I find that when I am in a hurry, not allowing more space before I depart for work I find I get all the red lights, get caught up in traffic, feel the need to rush & put my foot on the pedal so as not to arrive late. I then feel annoyed because I usually arrive at work 5- 10 mins late & then for the rest of the shift I am in nervous energy & feeling racy.
However, lately I have been trying to leave home earlier and the experience is so different. I hop in my car with gentleness, my driving is more flowing and calm- I stick to the speed limit. I find I don’t get all the red lights & even if I do I am reminded to take the stop moment to feel my body and come back to me. I arrive on time. I walk in with authority and grace. I am open and cheerful; I greet everyone with an open-heart and enjoy every connection I am constellated with- there is purpose.
I love feeling the way you describe the two very different ways you can end up at work’s doorstep, Loretta, and the contradictory ways your shift unfolds as a result. Awesome.
Having an attitude that we need to allow all our destructive and non-loving behaviours to RIP – now that is evolution.

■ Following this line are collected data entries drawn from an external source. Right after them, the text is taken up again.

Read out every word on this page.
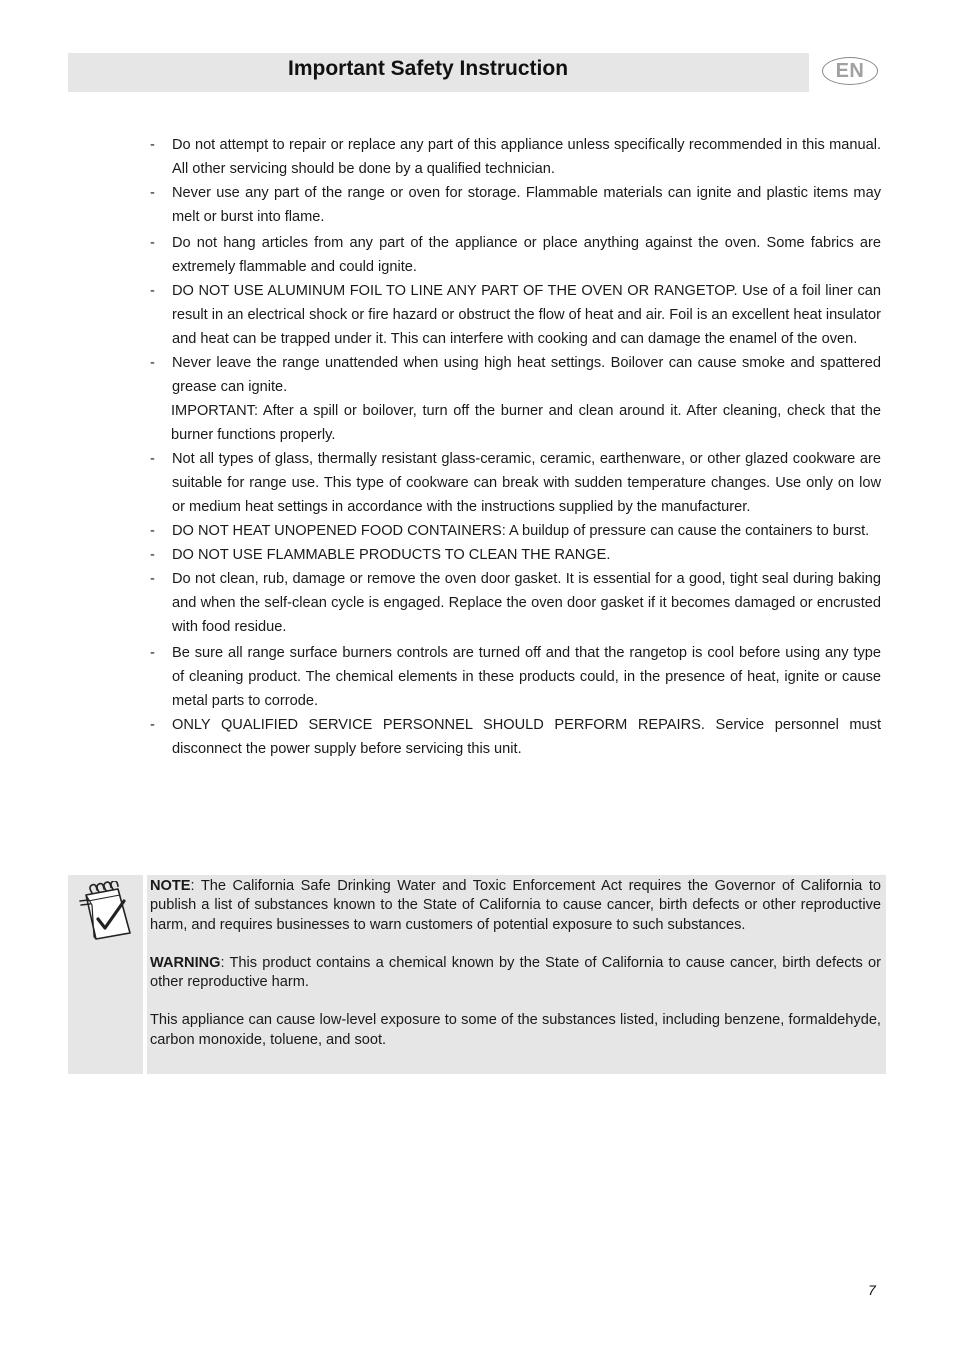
Important Safety Instruction	EN
- Do not attempt to repair or replace any part of this appliance unless specifically recommended in this manual. All other servicing should be done by a qualified technician.
- Never use any part of the range or oven for storage. Flammable materials can ignite and plastic items may melt or burst into flame.
- Do not hang articles from any part of the appliance or place anything against the oven. Some fabrics are extremely flammable and could ignite.
- DO NOT USE ALUMINUM FOIL TO LINE ANY PART OF THE OVEN OR RANGETOP. Use of a foil liner can result in an electrical shock or fire hazard or obstruct the flow of heat and air. Foil is an excellent heat insulator and heat can be trapped under it. This can interfere with cooking and can damage the enamel of the oven.
- Never leave the range unattended when using high heat settings. Boilover can cause smoke and spattered grease can ignite.
IMPORTANT: After a spill or boilover, turn off the burner and clean around it. After cleaning, check that the burner functions properly.
- Not all types of glass, thermally resistant glass-ceramic, ceramic, earthenware, or other glazed cookware are suitable for range use. This type of cookware can break with sudden temperature changes. Use only on low or medium heat settings in accordance with the instructions supplied by the manufacturer.
- DO NOT HEAT UNOPENED FOOD CONTAINERS: A buildup of pressure can cause the containers to burst.
- DO NOT USE FLAMMABLE PRODUCTS TO CLEAN THE RANGE.
- Do not clean, rub, damage or remove the oven door gasket. It is essential for a good, tight seal during baking and when the self-clean cycle is engaged. Replace the oven door gasket if it becomes damaged or encrusted with food residue.
- Be sure all range surface burners controls are turned off and that the rangetop is cool before using any type of cleaning product. The chemical elements in these products could, in the presence of heat, ignite or cause metal parts to corrode.
- ONLY QUALIFIED SERVICE PERSONNEL SHOULD PERFORM REPAIRS. Service personnel must disconnect the power supply before servicing this unit.

NOTE: The California Safe Drinking Water and Toxic Enforcement Act requires the Governor of California to publish a list of substances known to the State of California to cause cancer, birth defects or other reproductive harm, and requires businesses to warn customers of potential exposure to such substances.

WARNING: This product contains a chemical known by the State of California to cause cancer, birth defects or other reproductive harm.

This appliance can cause low-level exposure to some of the substances listed, including benzene, formaldehyde, carbon monoxide, toluene, and soot.

7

The racy energy we have to align to so we can drive at super fast speed instead of the speed limit sets us up to also be racy in our day.
I agree, Gill – the difference feels very obvious. Even on the few occasions when I haven’t given myself enough time and I feel myself going in to a rushing energy, I pull myself up on it and step to the side to let it pass. What giving myself plenty of time has taught me is that no other energy is worth leaving the self loving I have come to know. So those few moments I have found myself out of time as it were, I bring myself back and embrace the opportunity to stay present and stay connected to my self love. In doing so I go into observation and watch the magic happen as space unfolds before me and I move away from time and so the hold it started to have over me.
Having the commitment to respect and honour the communities we live in, is certainly a step forward in our evolution.